Spurrier named Beecher the starter following spring practice, and reiterated that stance on Thursday.

"Tommy Beecher is going to have a chance to be our quarterback," said Spurrier. "He has not had a chance. He's going into his fourth year now, and we are going to give him every opportunity to be the quarterback. Chris Smelley has, again, had a good summer. He's been in everything from what I hear, but Tommy Beecher is going to get a chance. Barring injury, he should go the distance and whatever it takes, the first game, second game and down the line. This is not, ‘If he goes bad the next guy goes in.' Tommy Beecher right now is getting his shot. He's first-string quarterback, and we are going to do all we can to help him."

Spurrier went on to say that he wants Beecher to secure the job in fall practice, and hold onto it throughout the season. Beecher will get 50-60% of the snaps in practice, with the rest split among the backups. Smelley will be the backup, and if he returns to school, Stephen Garcia will be the third string quarterback. Spurrier deferred to the university and the athletic director any questions about Garcia, saying only that he thinks Garcia is on track to meet all the requirements for him to return to school.

Spurrier also spoke about a number of individual players. These notes follow:

- Cornerback Captain Munnerlyn visited with a specialist in Chicago recently to determine why he has a tendency to cramp up during games. "It's embarrassing to say that as coaches we have not taught him to eat properly yet.
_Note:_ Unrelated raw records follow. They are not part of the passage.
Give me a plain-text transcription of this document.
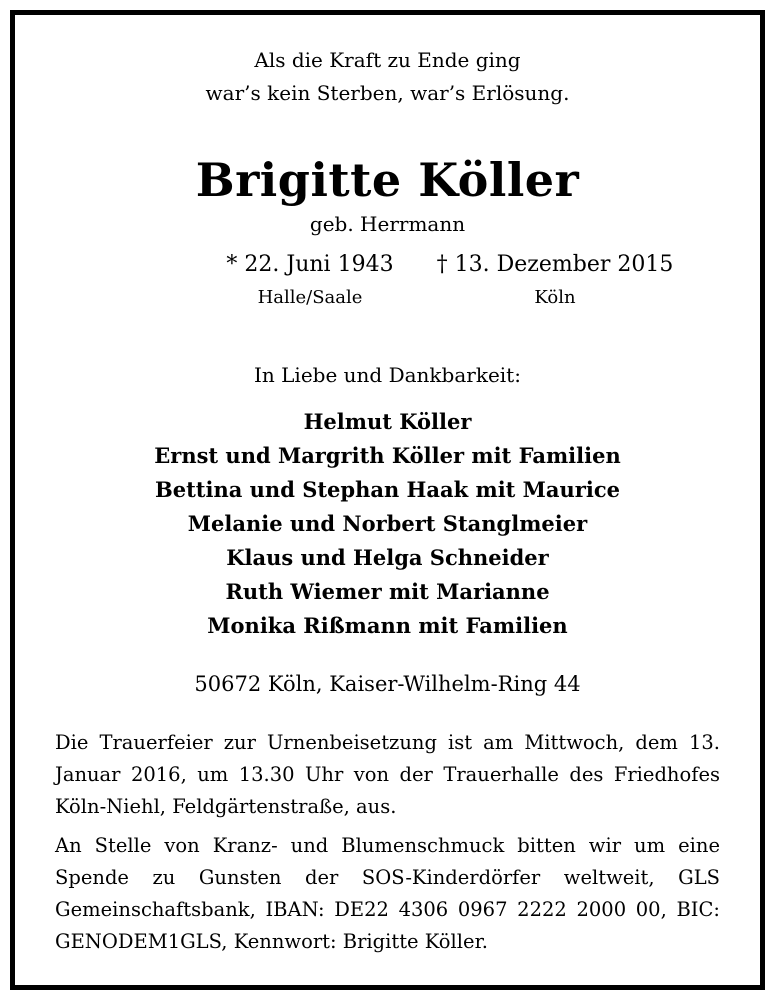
Als die Kraft zu Ende ging
war’s kein Sterben, war’s Erlösung.
Brigitte Köller
geb. Herrmann
* 22. Juni 1943	† 13. Dezember 2015
Halle/Saale	Köln
In Liebe und Dankbarkeit:
Helmut Köller
Ernst und Margrith Köller mit Familien
Bettina und Stephan Haak mit Maurice
Melanie und Norbert Stanglmeier
Klaus und Helga Schneider
Ruth Wiemer mit Marianne
Monika Rißmann mit Familien
50672 Köln, Kaiser-Wilhelm-Ring 44

Die Trauerfeier zur Urnenbeisetzung ist am Mittwoch, dem 13. Januar 2016, um 13.30 Uhr von der Trauerhalle des Friedhofes Köln-Niehl, Feldgärtenstraße, aus.

An Stelle von Kranz- und Blumenschmuck bitten wir um eine Spende zu Gunsten der SOS-Kinderdörfer weltweit, GLS Gemeinschaftsbank, IBAN: DE22 4306 0967 2222 2000 00, BIC: GENODEM1GLS, Kennwort: Brigitte Köller.
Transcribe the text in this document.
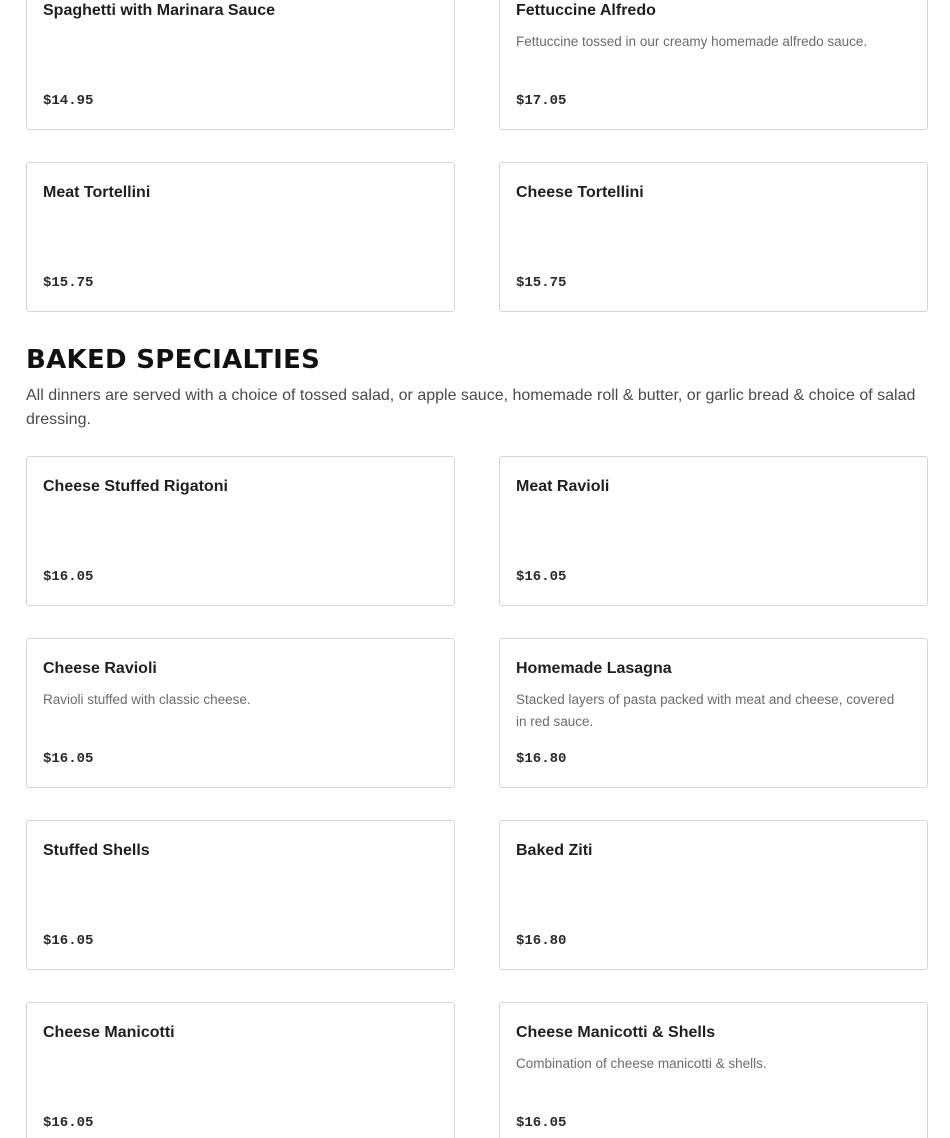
Spaghetti with Marinara Sauce
$14.95
Fettuccine Alfredo
Fettuccine tossed in our creamy homemade alfredo sauce.
$17.05
Meat Tortellini
$15.75
Cheese Tortellini
$15.75
BAKED SPECIALTIES

All dinners are served with a choice of tossed salad, or apple sauce, homemade roll & butter, or garlic bread & choice of salad dressing.

Cheese Stuffed Rigatoni
$16.05
Meat Ravioli
$16.05
Cheese Ravioli
Ravioli stuffed with classic cheese.
$16.05
Homemade Lasagna
Stacked layers of pasta packed with meat and cheese, covered in red sauce.
$16.80
Stuffed Shells
$16.05
Baked Ziti
$16.80
Cheese Manicotti
$16.05
Cheese Manicotti & Shells
Combination of cheese manicotti & shells.
$16.05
They basically checked him out and said, ‘You need to quit eating fried food all the time.' Hopefully Captain will eat the way we ask him to eat."

- Although he still has a tendency to call Patrick DiMarco "Chris," Spurrier continues to be pleased with the fullback. DiMarco is a candidate to see time at tight end this fall, since he is a more capable blocker than either Jared Cook or Weslye Saunders.

- Offensive tackle Gurminder Thind has been placed on a medical hardship scholarship, officially ending his football career. Thind is now working as a student coach in the weight room, where he has drawn praise. "He loves doing that, and he's good in there," said Spurrier.

- Spurrier confirmed that upon completion of a math course, defensive lineman Jarriel King will be admitted to the university.

- Wide receiver Tori Childers, though, has more work to do before being accepted. Spurrier declined to specify why Childers has not yet been accepted.

- Wide receiver Larry Freeman, who struggled last season but appeared to make progress in the spring, could see time on defense this fall. "The defensive coaches have asked about looking at him as one of those outside linebacker positions," Spurrier noted.

- Elliot Williams, an offensive line signee from Georgia, has not been cleared by the clearinghouse. There is an issue with one of the courses Williams thought would count, but has not been cleared. Williams could be forced to enroll in January.

- Linebacker Melvin Ingram could make the transition to fullback. Spurrier said that Ingram has all the physical tools to be a good player, but that he is struggling with the mental aspect. "Some guys, you tell them where to go and they'll go hit somebody as hard as they can," he said. "You give them two different things to think about sometimes, and they don't react as quickly."